La prière des Heures est la forme institutionnelle de la lectio divina dans la tradition monastique et cléricale : elle offre une structure qui empêche la prière personnelle de se réduire à un monologue avec soi-même, en l’insérant dans la prière universelle de l’Église.
Les fruits augustiniens de la lectio
Augustin identifie plusieurs fruits de la lecture priante de l’Écriture, fruit que l’expérience de générations de croyants a confirmés.
Le premier est la connaissance aimante du Christ. Non pas la connaissance intellectuelle de données biographiques ou de thèses dogmatiques, mais la connaissance experiencielle de la personne du Christ : sa manière de regarder les malades, les pécheurs, les exclus ; sa prière au Père ; son rapport au temps et à la mort ; sa joie et sa tristesse. Cette connaissance transforme le regard qu’on porte sur les événements et sur les autres.
Le deuxième est l’humilité. L’Écriture est trop grande pour l’intelligence humaine ; elle contient des profondeurs que ni les commentateurs les plus savants ni les contemplatifs les plus avancés n’épuisent. Cette expérience répétée de la démesuré de la Parole par rapport à notre capacité de la contenir est une école d’humilité qui purifie l’orgueil intellectuel et spirituel.
Le troisième est la consolation dans l’épreuve. Augustin revient souvent sur la manière dont des passages de l’Écriture — le psaume 22, les chapitres 14-17 de Jean, les lettres de Paul — sont devenus pour lui des refuges dans les moments de détresse. Cette consolation n’est pas magique : elle vient du fait que l’Écriture a été écrite par des hommes qui ont connu la même détresse, et qu’elle a traversé des siècles d’expérience humaine en conservant sa force de vérité et de tendresse.

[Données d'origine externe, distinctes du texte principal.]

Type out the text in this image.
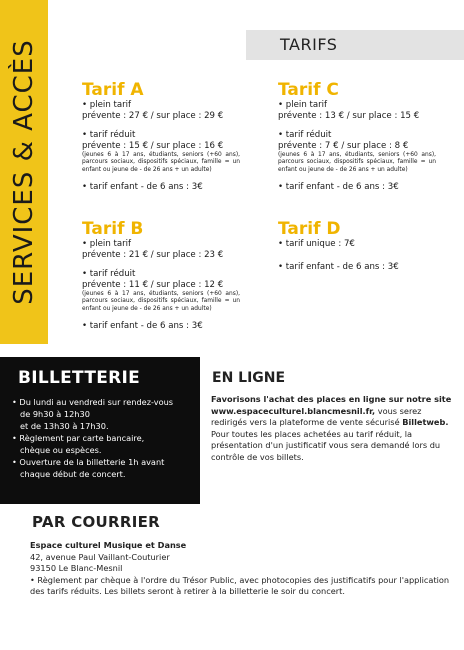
SERVICES & ACCÈS	TARIFS
Tarif A
• plein tarif
prévente : 27 € / sur place : 29 €
• tarif réduit
prévente : 15 € / sur place : 16 €
(jeunes 6 à 17 ans, étudiants, seniors (+60 ans), parcours sociaux, dispositifs spéciaux, famille = un enfant ou jeune de - de 26 ans + un adulte)
• tarif enfant - de 6 ans : 3€
Tarif C
• plein tarif
prévente : 13 € / sur place : 15 €
• tarif réduit
prévente : 7 € / sur place : 8 €
(jeunes 6 à 17 ans, étudiants, seniors (+60 ans), parcours sociaux, dispositifs spéciaux, famille = un enfant ou jeune de - de 26 ans + un adulte)
• tarif enfant - de 6 ans : 3€
Tarif B
• plein tarif
prévente : 21 € / sur place : 23 €
• tarif réduit
prévente : 11 € / sur place : 12 €
(jeunes 6 à 17 ans, étudiants, seniors (+60 ans), parcours sociaux, dispositifs spéciaux, famille = un enfant ou jeune de - de 26 ans + un adulte)
• tarif enfant - de 6 ans : 3€
Tarif D
• tarif unique : 7€
• tarif enfant - de 6 ans : 3€
BILLETTERIE
• Du lundi au vendredi sur rendez-vous
de 9h30 à 12h30
et de 13h30 à 17h30.
• Règlement par carte bancaire,
chèque ou espèces.
• Ouverture de la billetterie 1h avant
chaque début de concert.
EN LIGNE
Favorisons l'achat des places en ligne sur notre site www.espaceculturel.blancmesnil.fr, vous serez redirigés vers la plateforme de vente sécurisé Billetweb. Pour toutes les places achetées au tarif réduit, la présentation d'un justificatif vous sera demandé lors du contrôle de vos billets.
PAR COURRIER
Espace culturel Musique et Danse
42, avenue Paul Vaillant-Couturier
93150 Le Blanc-Mesnil
• Règlement par chèque à l'ordre du Trésor Public, avec photocopies des justificatifs pour l'application des tarifs réduits. Les billets seront à retirer à la billetterie le soir du concert.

Le quatrième — et le plus profond — est ce qu’Augustin appelle la reformatio : la transformation intérieure progressive par laquelle l’image de Dieu, obscurcie par le péché, se réforme en l’homme sous l’action de la grâce et de la Parole. Cette transformation n’est pas visible immédiatement : elle se fait lentement, comme la lumière de l’aurore qui croît jusqu’au plein jour. C’est la finalité ultime de la lectio divina selon Augustin : non l’accumulation de connaissances ou d’expériences, mais la divinisation — la ressemblance croissante avec Celui dont l’Écriture est la Parole vivante.